Hadoop 1.0 does what it promises brilliantly. Map Reduce is like the backbone of Hadoop 1.0. It is very good for batch processing but not much of help for real time and near-real time processing. Again to make a job work, it has to be or converted to be a Map Reduce job. Map Reduce is great for certain types of works but does not fit for all. In terms resource management Map Reduce and Hadoop 1.0 does not guarantee 100% or effective utilisation.
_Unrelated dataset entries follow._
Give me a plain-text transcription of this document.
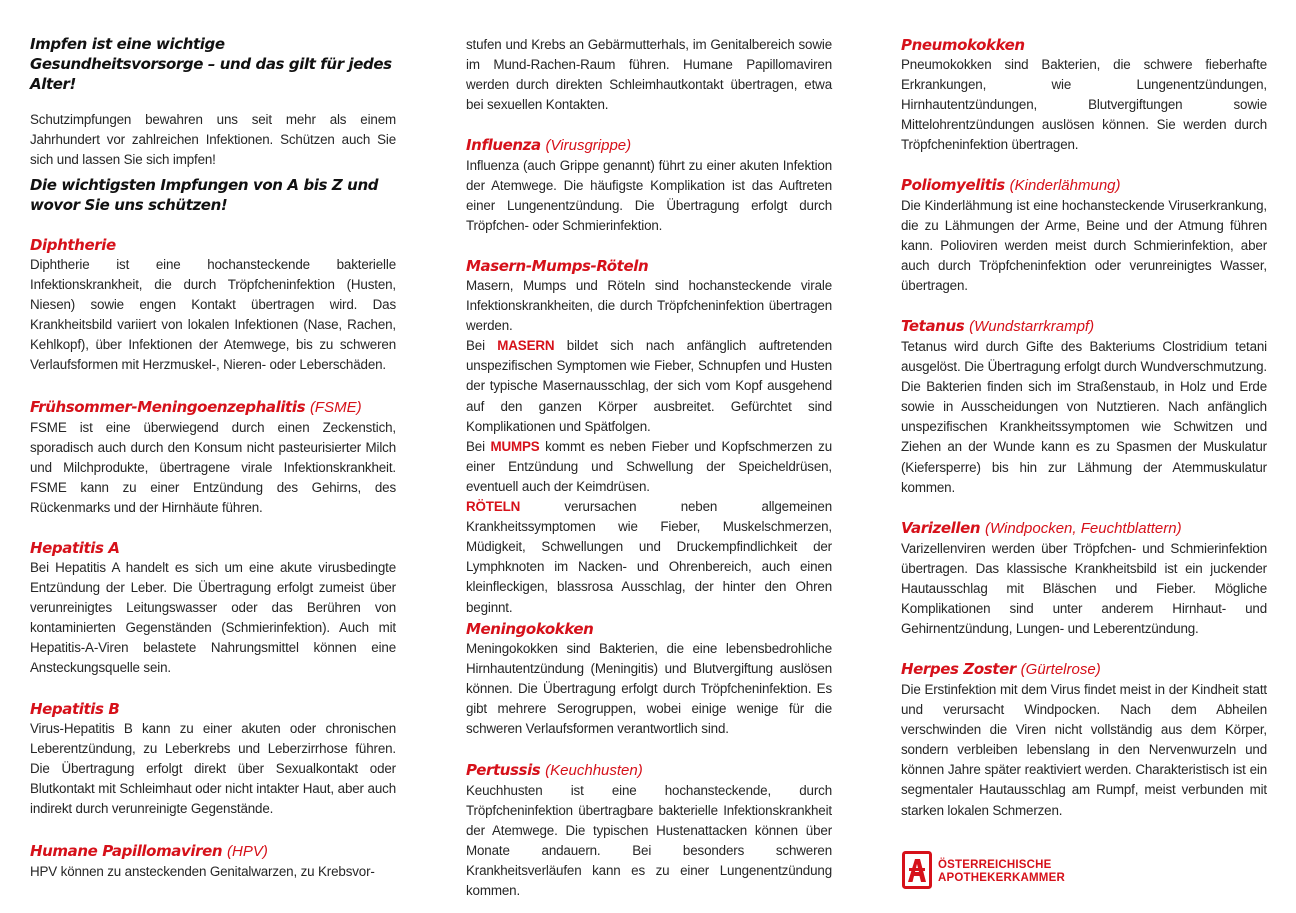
Impfen ist eine wichtige Gesundheitsvorsorge – und das gilt für jedes Alter!

Schutzimpfungen bewahren uns seit mehr als einem Jahrhundert vor zahlreichen Infektionen. Schützen auch Sie sich und lassen Sie sich impfen!

Die wichtigsten Impfungen von A bis Z und wovor Sie uns schützen!
Diphtherie

Diphtherie ist eine hochansteckende bakterielle Infektionskrankheit, die durch Tröpfcheninfektion (Husten, Niesen) sowie engen Kontakt übertragen wird. Das Krankheitsbild variiert von lokalen Infektionen (Nase, Rachen, Kehlkopf), über Infektionen der Atemwege, bis zu schweren Verlaufsformen mit Herzmuskel-, Nieren- oder Leberschäden.

Frühsommer-Meningoenzephalitis (FSME)

FSME ist eine überwiegend durch einen Zeckenstich, sporadisch auch durch den Konsum nicht pasteurisierter Milch und Milchprodukte, übertragene virale Infektionskrankheit. FSME kann zu einer Entzündung des Gehirns, des Rückenmarks und der Hirnhäute führen.

Hepatitis A

Bei Hepatitis A handelt es sich um eine akute virusbedingte Entzündung der Leber. Die Übertragung erfolgt zumeist über verunreinigtes Leitungswasser oder das Berühren von kontaminierten Gegenständen (Schmierinfektion). Auch mit Hepatitis-A-Viren belastete Nahrungsmittel können eine Ansteckungsquelle sein.

Hepatitis B

Virus-Hepatitis B kann zu einer akuten oder chronischen Leberentzündung, zu Leberkrebs und Leberzirrhose führen. Die Übertragung erfolgt direkt über Sexualkontakt oder Blutkontakt mit Schleimhaut oder nicht intakter Haut, aber auch indirekt durch verunreinigte Gegenstände.

Humane Papillomaviren (HPV)

HPV können zu ansteckenden Genitalwarzen, zu Krebsvor-

stufen und Krebs an Gebärmutterhals, im Genitalbereich sowie im Mund-Rachen-Raum führen. Humane Papillomaviren werden durch direkten Schleimhautkontakt übertragen, etwa bei sexuellen Kontakten.

Influenza (Virusgrippe)

Influenza (auch Grippe genannt) führt zu einer akuten Infektion der Atemwege. Die häufigste Komplikation ist das Auftreten einer Lungenentzündung. Die Übertragung erfolgt durch Tröpfchen- oder Schmierinfektion.

Masern-Mumps-Röteln

Masern, Mumps und Röteln sind hochansteckende virale Infektionskrankheiten, die durch Tröpfcheninfektion übertragen werden.

Bei MASERN bildet sich nach anfänglich auftretenden unspezifischen Symptomen wie Fieber, Schnupfen und Husten der typische Masernausschlag, der sich vom Kopf ausgehend auf den ganzen Körper ausbreitet. Gefürchtet sind Komplikationen und Spätfolgen.

Bei MUMPS kommt es neben Fieber und Kopfschmerzen zu einer Entzündung und Schwellung der Speicheldrüsen, eventuell auch der Keimdrüsen.

RÖTELN verursachen neben allgemeinen Krankheitssymptomen wie Fieber, Muskelschmerzen, Müdigkeit, Schwellungen und Druckempfindlichkeit der Lymphknoten im Nacken- und Ohrenbereich, auch einen kleinfleckigen, blassrosa Ausschlag, der hinter den Ohren beginnt.

Meningokokken

Meningokokken sind Bakterien, die eine lebensbedrohliche Hirnhautentzündung (Meningitis) und Blutvergiftung auslösen können. Die Übertragung erfolgt durch Tröpfcheninfektion. Es gibt mehrere Serogruppen, wobei einige wenige für die schweren Verlaufsformen verantwortlich sind.

Pertussis (Keuchhusten)

Keuchhusten ist eine hochansteckende, durch Tröpfcheninfektion übertragbare bakterielle Infektionskrankheit der Atemwege. Die typischen Hustenattacken können über Monate andauern. Bei besonders schweren Krankheitsverläufen kann es zu einer Lungenentzündung kommen.

Pneumokokken

Pneumokokken sind Bakterien, die schwere fieberhafte Erkrankungen, wie Lungenentzündungen, Hirnhautentzündungen, Blutvergiftungen sowie Mittelohrentzündungen auslösen können. Sie werden durch Tröpfcheninfektion übertragen.

Poliomyelitis (Kinderlähmung)

Die Kinderlähmung ist eine hochansteckende Viruserkrankung, die zu Lähmungen der Arme, Beine und der Atmung führen kann. Polioviren werden meist durch Schmierinfektion, aber auch durch Tröpfcheninfektion oder verunreinigtes Wasser, übertragen.

Tetanus (Wundstarrkrampf)

Tetanus wird durch Gifte des Bakteriums Clostridium tetani ausgelöst. Die Übertragung erfolgt durch Wundverschmutzung. Die Bakterien finden sich im Straßenstaub, in Holz und Erde sowie in Ausscheidungen von Nutztieren. Nach anfänglich unspezifischen Krankheitssymptomen wie Schwitzen und Ziehen an der Wunde kann es zu Spasmen der Muskulatur (Kiefersperre) bis hin zur Lähmung der Atemmuskulatur kommen.

Varizellen (Windpocken, Feuchtblattern)

Varizellenviren werden über Tröpfchen- und Schmierinfektion übertragen. Das klassische Krankheitsbild ist ein juckender Hautausschlag mit Bläschen und Fieber. Mögliche Komplikationen sind unter anderem Hirnhaut- und Gehirnentzündung, Lungen- und Leberentzündung.

Herpes Zoster (Gürtelrose)

Die Erstinfektion mit dem Virus findet meist in der Kindheit statt und verursacht Windpocken. Nach dem Abheilen verschwinden die Viren nicht vollständig aus dem Körper, sondern verbleiben lebenslang in den Nervenwurzeln und können Jahre später reaktiviert werden. Charakteristisch ist ein segmentaler Hautausschlag am Rumpf, meist verbunden mit starken lokalen Schmerzen.

ÖSTERREICHISCHE
APOTHEKERKAMMER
YARN (Yet Another Resource Negotiator) comes as a rescue for all of the above in Hadoop 2.0 and indeed becomes the backbone. It lets any application (job) to run in Hadoop and ensure effective resource utilisation. Map Reduce now just runs as an application on top of YARN. As a developer I am more interested because YARN also provide a development framework to create applications potentially using any language, so not limited by Java.
Well, that’s Hadoop 2.0. Last Monday, Raghu Ramakrishnan, Technical Fellow and CTO Information Services of Microsoft announced at ACM SIGKDD Conference on Knowledge Discovery and Data Mining (KDD) held in Chicago that they are working on another framework, which will run on top of YARN. REEF (Retainable Evaluator Execution Framework) is a set of libraries that provides support for task monitoring and restart, data movement and communications, and distributed state management. It will be ideal to implement iterative algorithms for graph analytics and machine learning.
Ramakrishnan also told that Microsoft would open source REEF in a month time. I am quite excited and will keep following on it. As it is a MS offering I am also expecting that it will be possible to write programs on top of REEF using .Net languages.